Кломид не помог, так что мы в конце концов прибегли к искусственному оплодотворению. Это стоило пятнадцать тысяч долларов – не покрываемых страховкой, – и нам сказали, что успешные результаты составляют около пятнадцати процентов. Лорри нужно было делать инъекции в два часа ночи и два часа дня, и когда был дома, я делал их ей. Когда меня не было, она справлялась сама.
Это были нелегкие времена для Лорри.
– Такое ощущение, будто меня предало собственное тело, – жаловалась она. – Мое тело не желает сделать то единственное, для чего оно было задумано, единственное, что отличает один пол от другого.

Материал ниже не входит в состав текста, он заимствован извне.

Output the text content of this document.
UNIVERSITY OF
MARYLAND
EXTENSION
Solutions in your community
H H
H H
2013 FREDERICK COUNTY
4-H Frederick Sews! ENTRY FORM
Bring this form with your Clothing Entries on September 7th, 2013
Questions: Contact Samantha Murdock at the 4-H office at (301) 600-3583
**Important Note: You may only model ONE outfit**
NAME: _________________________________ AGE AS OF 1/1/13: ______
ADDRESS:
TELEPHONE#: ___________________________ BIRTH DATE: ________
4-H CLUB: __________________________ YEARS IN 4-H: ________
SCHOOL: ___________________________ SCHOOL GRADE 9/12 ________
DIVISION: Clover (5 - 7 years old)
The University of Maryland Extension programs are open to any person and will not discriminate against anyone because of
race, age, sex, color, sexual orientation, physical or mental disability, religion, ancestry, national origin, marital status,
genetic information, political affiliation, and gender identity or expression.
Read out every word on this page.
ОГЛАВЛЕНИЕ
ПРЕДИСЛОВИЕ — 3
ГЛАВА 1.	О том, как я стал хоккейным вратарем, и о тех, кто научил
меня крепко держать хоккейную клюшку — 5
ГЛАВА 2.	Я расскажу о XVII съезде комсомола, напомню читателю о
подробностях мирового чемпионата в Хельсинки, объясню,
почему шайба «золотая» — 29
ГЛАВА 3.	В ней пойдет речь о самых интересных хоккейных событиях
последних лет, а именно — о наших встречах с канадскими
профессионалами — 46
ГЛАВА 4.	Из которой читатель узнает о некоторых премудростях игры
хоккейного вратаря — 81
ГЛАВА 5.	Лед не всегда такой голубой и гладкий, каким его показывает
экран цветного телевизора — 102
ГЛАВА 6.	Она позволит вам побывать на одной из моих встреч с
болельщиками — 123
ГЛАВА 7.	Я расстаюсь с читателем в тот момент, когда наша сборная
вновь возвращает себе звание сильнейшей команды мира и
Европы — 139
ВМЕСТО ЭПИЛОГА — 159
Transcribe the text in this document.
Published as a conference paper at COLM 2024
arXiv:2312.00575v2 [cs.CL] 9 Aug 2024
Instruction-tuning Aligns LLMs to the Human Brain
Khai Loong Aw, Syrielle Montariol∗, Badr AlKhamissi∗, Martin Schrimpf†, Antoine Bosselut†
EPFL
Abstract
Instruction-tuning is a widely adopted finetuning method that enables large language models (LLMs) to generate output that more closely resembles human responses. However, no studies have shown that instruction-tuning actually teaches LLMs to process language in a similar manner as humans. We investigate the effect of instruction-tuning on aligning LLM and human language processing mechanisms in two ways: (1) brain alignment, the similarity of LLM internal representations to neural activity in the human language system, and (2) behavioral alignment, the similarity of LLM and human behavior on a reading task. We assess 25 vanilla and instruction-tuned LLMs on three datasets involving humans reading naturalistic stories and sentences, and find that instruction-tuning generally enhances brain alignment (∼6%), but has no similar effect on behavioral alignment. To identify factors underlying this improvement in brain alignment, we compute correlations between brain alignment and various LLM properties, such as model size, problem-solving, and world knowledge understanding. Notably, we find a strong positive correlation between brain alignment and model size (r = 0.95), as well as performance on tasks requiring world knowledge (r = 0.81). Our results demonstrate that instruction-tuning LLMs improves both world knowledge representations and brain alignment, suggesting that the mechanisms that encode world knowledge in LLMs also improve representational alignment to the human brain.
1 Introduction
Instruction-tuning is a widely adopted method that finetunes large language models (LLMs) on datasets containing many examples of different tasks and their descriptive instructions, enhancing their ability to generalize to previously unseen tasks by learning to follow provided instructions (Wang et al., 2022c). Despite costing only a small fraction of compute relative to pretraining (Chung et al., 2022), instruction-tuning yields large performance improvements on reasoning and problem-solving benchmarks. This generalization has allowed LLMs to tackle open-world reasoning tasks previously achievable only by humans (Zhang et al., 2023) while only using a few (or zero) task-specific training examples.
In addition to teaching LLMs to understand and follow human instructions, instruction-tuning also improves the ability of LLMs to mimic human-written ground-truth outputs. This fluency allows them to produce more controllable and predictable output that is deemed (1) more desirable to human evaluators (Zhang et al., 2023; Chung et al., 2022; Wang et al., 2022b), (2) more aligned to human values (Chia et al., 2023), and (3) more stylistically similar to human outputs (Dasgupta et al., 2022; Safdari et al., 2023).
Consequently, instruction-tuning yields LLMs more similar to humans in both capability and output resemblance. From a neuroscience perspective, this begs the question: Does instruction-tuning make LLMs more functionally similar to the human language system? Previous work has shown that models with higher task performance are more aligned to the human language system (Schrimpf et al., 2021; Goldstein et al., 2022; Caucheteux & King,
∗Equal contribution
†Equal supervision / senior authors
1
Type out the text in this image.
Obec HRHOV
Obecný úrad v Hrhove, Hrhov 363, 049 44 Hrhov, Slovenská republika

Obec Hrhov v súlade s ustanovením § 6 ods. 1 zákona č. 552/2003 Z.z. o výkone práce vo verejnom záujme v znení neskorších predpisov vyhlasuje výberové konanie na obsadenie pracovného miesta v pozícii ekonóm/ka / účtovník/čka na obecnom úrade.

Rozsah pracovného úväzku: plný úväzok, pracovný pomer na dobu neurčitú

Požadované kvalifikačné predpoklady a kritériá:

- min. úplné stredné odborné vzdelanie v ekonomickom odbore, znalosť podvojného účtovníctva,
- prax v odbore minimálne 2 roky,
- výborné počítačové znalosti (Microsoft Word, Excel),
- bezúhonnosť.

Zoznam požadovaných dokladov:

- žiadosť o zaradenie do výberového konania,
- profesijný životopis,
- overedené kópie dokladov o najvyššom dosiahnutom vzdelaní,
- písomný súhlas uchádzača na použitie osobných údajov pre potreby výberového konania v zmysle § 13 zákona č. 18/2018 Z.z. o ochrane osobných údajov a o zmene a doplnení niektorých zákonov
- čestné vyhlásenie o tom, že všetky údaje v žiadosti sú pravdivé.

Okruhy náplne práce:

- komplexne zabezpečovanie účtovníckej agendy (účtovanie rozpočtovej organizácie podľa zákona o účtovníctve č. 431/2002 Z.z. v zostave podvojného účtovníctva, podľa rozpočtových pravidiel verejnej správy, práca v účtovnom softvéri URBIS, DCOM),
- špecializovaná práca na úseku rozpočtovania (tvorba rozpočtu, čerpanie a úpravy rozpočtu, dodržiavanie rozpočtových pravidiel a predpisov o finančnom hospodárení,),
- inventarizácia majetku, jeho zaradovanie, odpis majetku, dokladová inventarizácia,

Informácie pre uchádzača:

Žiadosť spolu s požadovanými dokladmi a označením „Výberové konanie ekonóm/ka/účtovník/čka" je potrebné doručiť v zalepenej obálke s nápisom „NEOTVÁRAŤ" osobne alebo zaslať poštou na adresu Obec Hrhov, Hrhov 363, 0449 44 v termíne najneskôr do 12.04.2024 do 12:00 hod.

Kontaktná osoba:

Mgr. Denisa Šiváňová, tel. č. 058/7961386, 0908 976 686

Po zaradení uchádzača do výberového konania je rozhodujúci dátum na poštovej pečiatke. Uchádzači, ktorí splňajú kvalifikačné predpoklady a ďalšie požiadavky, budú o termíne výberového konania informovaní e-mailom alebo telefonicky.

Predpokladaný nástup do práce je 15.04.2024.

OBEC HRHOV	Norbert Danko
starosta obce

Мы с ней воспитывали собак-поводырей для слепых, и пара из них в то время были щенными.
– Такое ощущение, что все женщины и все собаки, каких я вижу, беременны, – вздыхала Лорри. – Все, кроме меня.
Я знал, что она глубоко травмирована, но не вполне понимал, как ей помочь.
Именно мне пришлось сказать Лорри, что попытка искусственного оплодотворения не удалась. Она только взглянула на меня – и все поняла. У меня было, как она позднее говорила, совершенно каменное выражение лица.
Я и сам был в отчаянии, но еще больше переживал за Лорри. Единственное, что я мог сказать ей: «Милая, мне так жаль!» Мы обнялись, и она немного поплакала. Я старался стоически держаться ради нее, но мне тоже было больно.